From 2012-2018, Nawahine lived in New Delhi, India studying Hindustani music, developing and teaching place-based music curriculum with a local NGO, and creating cross-cultural productions with her international arts collective. Working with indigenous artists in India and the continental US instilled the value of connecting our indigenous communities around the world for our collective liberation. 

Nawahine holds an MA in Ethnomusicology from Eastman School of Music on conceptions of sound and song performance in the Deaf community. In 2019, she earned her MFA in experimental sound from Milton Avery Graduate School of the Arts at Bard College with the completion of her thesis, "Nā Kai ʻEwalu: Fluidity and Fragmentation as Form in Indigenous Experimental Performance." 

 

Nawahine most recently served as the Diversity, Equity, & Inclusion Coordinator for East-West Center in Mānoa, O'ahu; her equity and inclusion philosophy advocates for transformative justice by centering indigenous methods, amplifying indigenous perspectives, enriching cultural competency, and strengthening community relationships.

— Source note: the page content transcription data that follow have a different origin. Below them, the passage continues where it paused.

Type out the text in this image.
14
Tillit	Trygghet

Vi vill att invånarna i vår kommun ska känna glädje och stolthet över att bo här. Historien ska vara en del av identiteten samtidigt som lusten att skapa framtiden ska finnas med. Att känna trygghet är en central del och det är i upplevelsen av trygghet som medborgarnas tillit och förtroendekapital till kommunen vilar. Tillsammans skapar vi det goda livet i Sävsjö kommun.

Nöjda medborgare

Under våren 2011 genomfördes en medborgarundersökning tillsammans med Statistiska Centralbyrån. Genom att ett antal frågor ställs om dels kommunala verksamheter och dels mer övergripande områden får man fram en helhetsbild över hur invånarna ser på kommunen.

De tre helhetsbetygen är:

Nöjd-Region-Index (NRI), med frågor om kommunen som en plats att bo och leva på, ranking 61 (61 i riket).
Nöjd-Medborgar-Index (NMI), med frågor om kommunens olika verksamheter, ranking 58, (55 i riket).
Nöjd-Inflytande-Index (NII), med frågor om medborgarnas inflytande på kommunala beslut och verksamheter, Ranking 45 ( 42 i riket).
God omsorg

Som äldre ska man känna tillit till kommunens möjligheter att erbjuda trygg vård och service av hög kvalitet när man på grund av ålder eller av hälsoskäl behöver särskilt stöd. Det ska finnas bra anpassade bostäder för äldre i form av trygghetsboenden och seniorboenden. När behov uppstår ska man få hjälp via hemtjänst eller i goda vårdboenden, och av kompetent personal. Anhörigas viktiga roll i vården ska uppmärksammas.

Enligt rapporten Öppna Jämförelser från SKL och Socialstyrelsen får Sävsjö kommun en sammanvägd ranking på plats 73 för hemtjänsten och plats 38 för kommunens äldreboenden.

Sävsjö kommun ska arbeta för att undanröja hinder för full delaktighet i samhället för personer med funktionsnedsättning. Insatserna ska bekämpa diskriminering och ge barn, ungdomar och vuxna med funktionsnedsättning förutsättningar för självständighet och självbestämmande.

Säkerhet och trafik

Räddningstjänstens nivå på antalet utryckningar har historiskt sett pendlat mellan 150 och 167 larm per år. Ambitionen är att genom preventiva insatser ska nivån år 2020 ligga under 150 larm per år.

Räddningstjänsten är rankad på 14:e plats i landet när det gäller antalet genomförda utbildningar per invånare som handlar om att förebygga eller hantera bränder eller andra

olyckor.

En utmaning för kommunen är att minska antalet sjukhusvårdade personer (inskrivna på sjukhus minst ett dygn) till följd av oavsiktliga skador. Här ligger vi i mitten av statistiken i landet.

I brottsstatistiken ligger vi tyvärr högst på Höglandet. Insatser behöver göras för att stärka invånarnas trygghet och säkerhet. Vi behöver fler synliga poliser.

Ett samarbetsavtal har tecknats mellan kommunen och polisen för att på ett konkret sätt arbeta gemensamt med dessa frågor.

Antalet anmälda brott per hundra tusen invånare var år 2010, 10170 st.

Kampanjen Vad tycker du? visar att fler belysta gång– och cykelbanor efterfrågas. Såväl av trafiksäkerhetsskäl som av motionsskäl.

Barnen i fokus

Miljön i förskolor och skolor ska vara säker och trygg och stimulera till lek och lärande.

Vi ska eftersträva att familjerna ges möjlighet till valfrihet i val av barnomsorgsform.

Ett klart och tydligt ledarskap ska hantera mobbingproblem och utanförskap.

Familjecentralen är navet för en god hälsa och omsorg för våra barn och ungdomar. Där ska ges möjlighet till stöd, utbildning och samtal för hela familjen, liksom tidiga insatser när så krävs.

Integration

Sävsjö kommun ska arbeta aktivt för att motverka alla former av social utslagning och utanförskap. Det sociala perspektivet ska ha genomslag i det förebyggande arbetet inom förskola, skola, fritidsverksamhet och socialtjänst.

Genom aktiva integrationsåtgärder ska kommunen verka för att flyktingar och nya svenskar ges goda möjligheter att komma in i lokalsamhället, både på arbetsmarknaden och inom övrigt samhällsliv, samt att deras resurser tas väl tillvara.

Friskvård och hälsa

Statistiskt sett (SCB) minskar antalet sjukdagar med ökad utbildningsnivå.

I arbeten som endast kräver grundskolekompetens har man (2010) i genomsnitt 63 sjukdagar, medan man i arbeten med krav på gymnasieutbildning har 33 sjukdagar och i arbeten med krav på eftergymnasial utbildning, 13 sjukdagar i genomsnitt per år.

In May 2023, Nawahine founded Pulse Oceania to advance Pacific sovereignty (for our food, lands, and waters) through projects that support indigenous creative processes and artistic exchanges. In support of this work, Nawahine was selected to join the third cohort of the Culture of Health Leadership Institute (CoHLI) through the Robert Wood Johnson Foundation and the National Collaborative for Health Equity in 2024.